Ik begon preken te lezen van oude dominees (oudvaders) en getuigenissen te lezen van kinderen van God (bekeringsgeschiedenissen). Ik ging naar hun bijeenkomsten (gezelschappen) om rust vinden voor mijn ziel maar het hielp me niet. Ik begon naar de wet te leven en probeerde mij aan alles te houden. Soms vond ik een langere periode van rust door het houden van regels, tradities en de 10 Geboden. Ik dacht dat dit het werken was 'voor het voedsel dat blijft tot in het eeuwige leven'. Ik snapte echter niet dat de Mensenzoon dat aan mij geven zou als ik Hem geloofde. Ik werd terug geworpen op mijzelf, op mijn goede werken en daden.
Voordat ik trouwde in 1972, was ik een keer een uitslaande woningbrand aan het blussen op de derde verdieping. Alleen met mijn ademluchtapparaat en brandslang. Mijn broer, ook een brandweerman, was in het trappenhuis van deze woning om de brandslang aan te voeren. En plotseling, in het midden van het geraas van de vlammen, dwars door het lawaai van de uitslaande brand om mij heen, kwam er een ijzige gedachte in mijn gedachten. De gedachte dat de hel net zo'n plek was als deze poel van vuur die ik stond te blussen.
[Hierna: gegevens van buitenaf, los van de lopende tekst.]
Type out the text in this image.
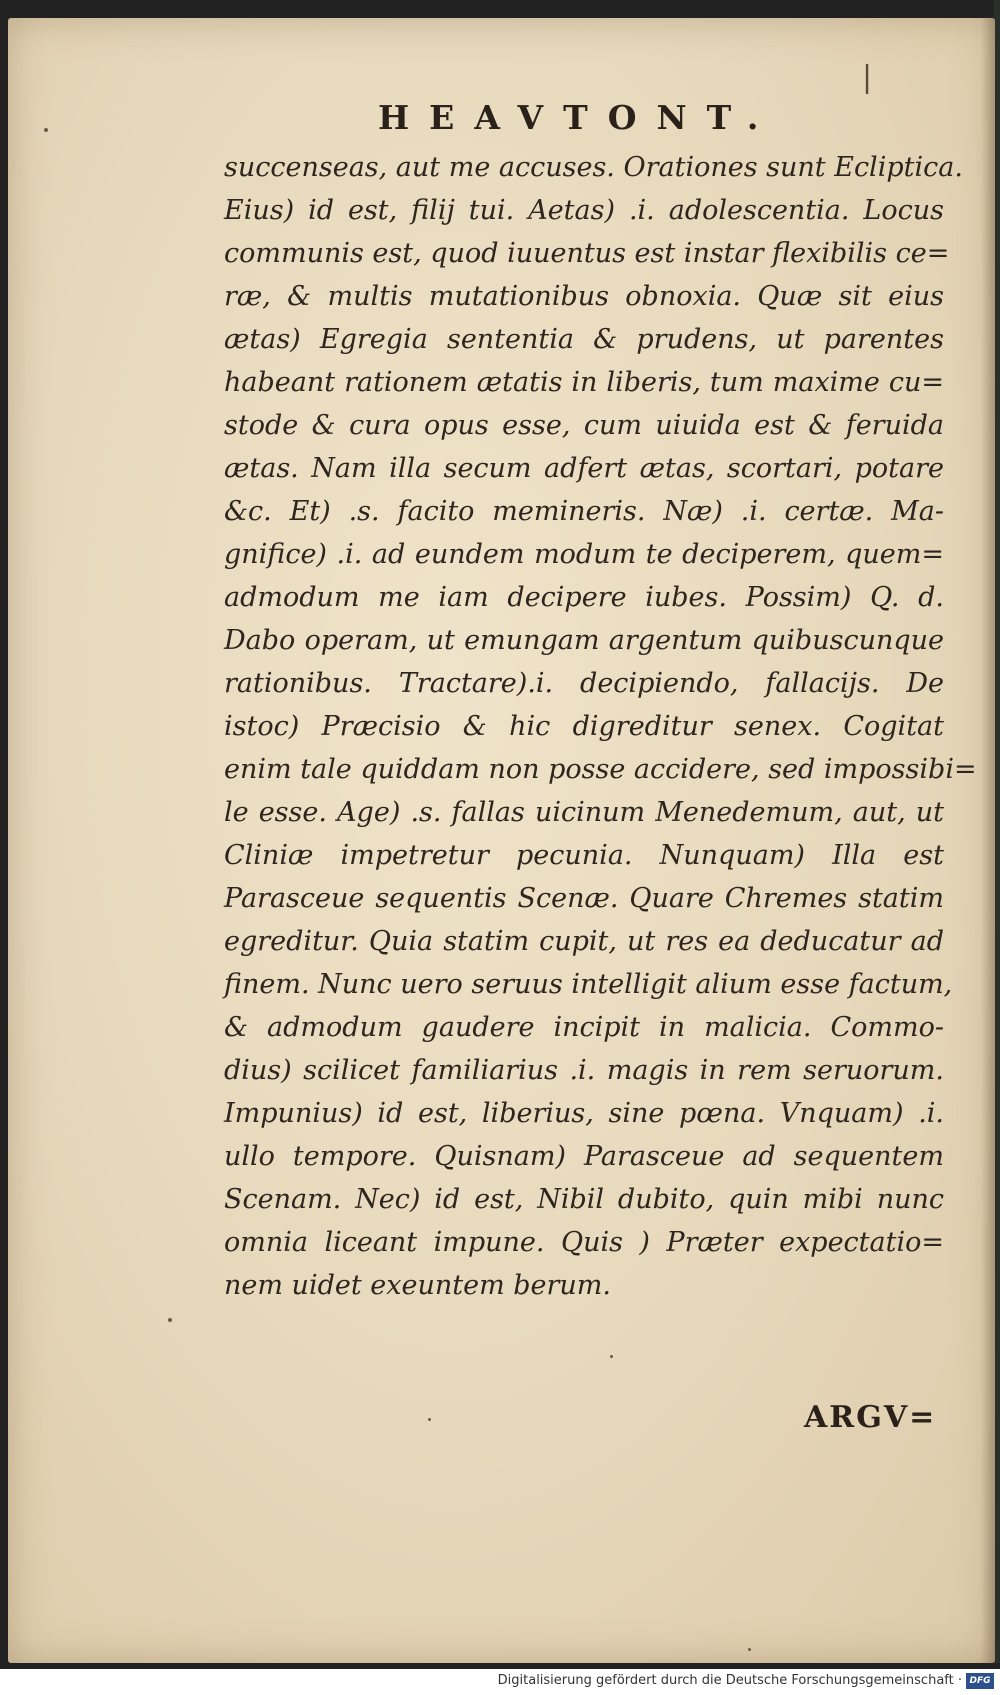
|
HEAVTONT.
succenseas, aut me accuses. Orationes sunt Ecliptica.
Eius) id est, filij tui. Aetas) .i. adolescentia. Locus
communis est, quod iuuentus est instar flexibilis ce=
ræ, & multis mutationibus obnoxia. Quæ sit eius
ætas) Egregia sententia & prudens, ut parentes
habeant rationem ætatis in liberis, tum maxime cu=
stode & cura opus esse, cum uiuida est & feruida
ætas. Nam illa secum adfert ætas, scortari, potare
&c. Et) .s. facito memineris. Næ) .i. certæ. Ma-
gnifice) .i. ad eundem modum te deciperem, quem=
admodum me iam decipere iubes. Possim) Q. d.
Dabo operam, ut emungam argentum quibuscunque
rationibus. Tractare).i. decipiendo, fallacijs. De
istoc) Præcisio & hic digreditur senex. Cogitat
enim tale quiddam non posse accidere, sed impossibi=
le esse. Age) .s. fallas uicinum Menedemum, aut, ut
Cliniæ impetretur pecunia. Nunquam) Illa est
Parasceue sequentis Scenæ. Quare Chremes statim
egreditur. Quia statim cupit, ut res ea deducatur ad
finem. Nunc uero seruus intelligit alium esse factum,
& admodum gaudere incipit in malicia. Commo-
dius) scilicet familiarius .i. magis in rem seruorum.
Impunius) id est, liberius, sine pœna. Vnquam) .i.
ullo tempore. Quisnam) Parasceue ad sequentem
Scenam. Nec) id est, Nibil dubito, quin mibi nunc
omnia liceant impune. Quis ) Præter expectatio=
nem uidet exeuntem berum.
ARGV=
Digitalisierung gefördert durch die Deutsche Forschungsgemeinschaft · DFG
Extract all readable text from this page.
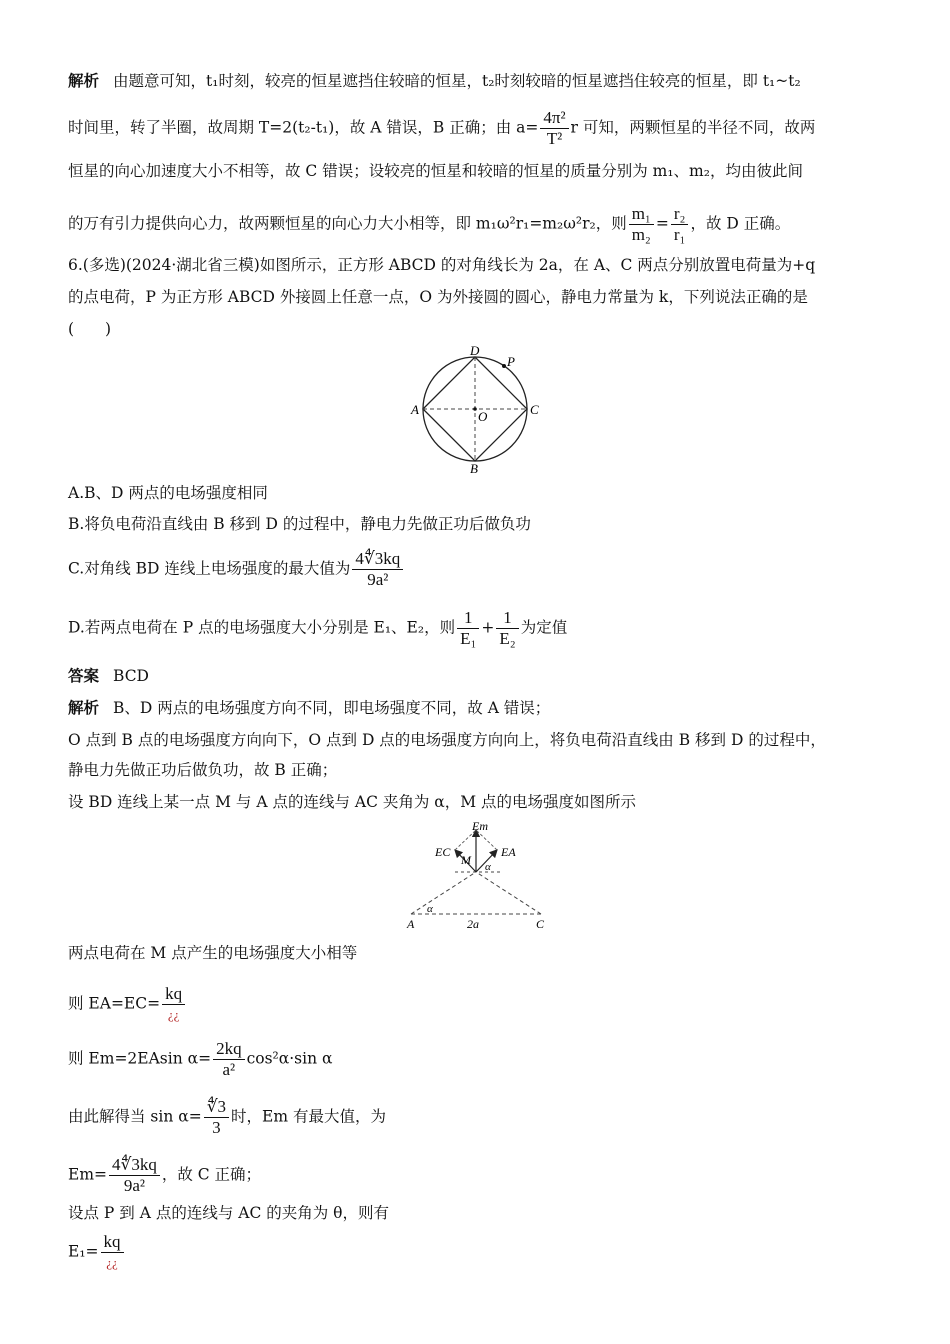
解析 由题意可知，t₁时刻，较亮的恒星遮挡住较暗的恒星，t₂时刻较暗的恒星遮挡住较亮的恒星，即 t₁~t₂
时间里，转了半圈，故周期 T=2(t₂-t₁)，故 A 错误，B 正确；由 $a= \frac{\text{4π²}}{\text{T²}}$ r 可知，两颗恒星的半径不同，故两
恒星的向心加速度大小不相等，故 C 错误；设较亮的恒星和较暗的恒星的质量分别为 m₁、m₂，均由彼此间
的万有引力提供向心力，故两颗恒星的向心力大小相等，即 m₁ω²r₁=m₂ω²r₂，则 $\frac{\text{m₁}}{\text{m₂}} = \frac{\text{r₂}}{\text{r₁}}$ ，故 D 正确。
6.(多选)(2024·湖北省三模)如图所示，正方形 ABCD 的对角线长为 2a，在 A、C 两点分别放置电荷量为+q
的点电荷，P 为正方形 ABCD 外接圆上任意一点，O 为外接圆的圆心，静电力常量为 k，下列说法正确的是
(　　)
A
D
C
B
O
P
A.B、D 两点的电场强度相同
B.将负电荷沿直线由 B 移到 D 的过程中，静电力先做正功后做负功
C.对角线 BD 连线上电场强度的最大值为 $\frac{4∜3kq}{\text{9a²}}$
D.若两点电荷在 P 点的电场强度大小分别是 E₁、E₂，则 $\frac{1}{\text{E₁}} + \frac{1}{\text{E₂}}$ 为定值
答案 BCD
解析 B、D 两点的电场强度方向不同，即电场强度不同，故 A 错误；
O 点到 B 点的电场强度方向向下，O 点到 D 点的电场强度方向向上，将负电荷沿直线由 B 移到 D 的过程中，
静电力先做正功后做负功，故 B 正确；
设 BD 连线上某一点 M 与 A 点的连线与 AC 夹角为 α，M 点的电场强度如图所示
Em
EC	EA
M α
α
A	2a	C
两点电荷在 M 点产生的电场强度大小相等
则 $EA=EC= \frac{kq}{¿¿}$
则 Em=2EAsin $\alpha= \frac{2kq}{\text{a²}} \cos^2\alpha\cdot\sin$ α
由此解得当 $\sin \alpha= \frac{∜3}{3}$ 时，Em 有最大值，为
$Em= \frac{4∜3kq}{\text{9a²}}$ ，故 C 正确；
设点 P 到 A 点的连线与 AC 的夹角为 θ，则有
$E_1= \frac{kq}{¿¿}$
Ik ben nooit vergeten hoe God, via deze brand, tot mij sprak over die vreselijke plek van eeuwige pijn, vuur en lijden.
Werken...
Intussen trouwde ik, kreeg kinderen, deed als brandweercommandant mijn werk en leefde het leven zoals iedereen op deze aarde. Ik probeerde een goede vader, een zorgzame echtgenoot, een trouwe kerkganger en een echte brandweerman te zijn. In eigen ogen leefde ik netjes echter de natuurlijke manier van leven is verbonden met de onzichtbare wereld van het geestelijke. En vanuit daar kwamen regelmatig hemelse berichten als pijlen in mijn hart. Die berichten overtuigden mij dat het niet in orde was zoals ik leefde. Dat prikkelde verlangens in mijn diepste wezen naar verlossing en verzoening!
Werken, werken...
Tijdens mijn geestelijke zoektocht besefte ik op enig moment dat al mijn eigen goede werken en daden 'eigen gerechtigheden' waren. Die worden in de Bijbel door de profeet Jesaja in hoofdstuk 64 vers 6 een bevlekt en bezoedeld ('wegwerpelijk') kleed genoemd. Ik was niet in staat om mijn leven op te knappen hoe ik ook probeerde. Het was rond het jaar 2000 en dat God mij door Zijn Geest openbaarde dat ik gedoemd was om te blijven zondigen als ik zo doorleefde. Dat elke verbetering, elke poging om Gods wetten te houden zinloos was!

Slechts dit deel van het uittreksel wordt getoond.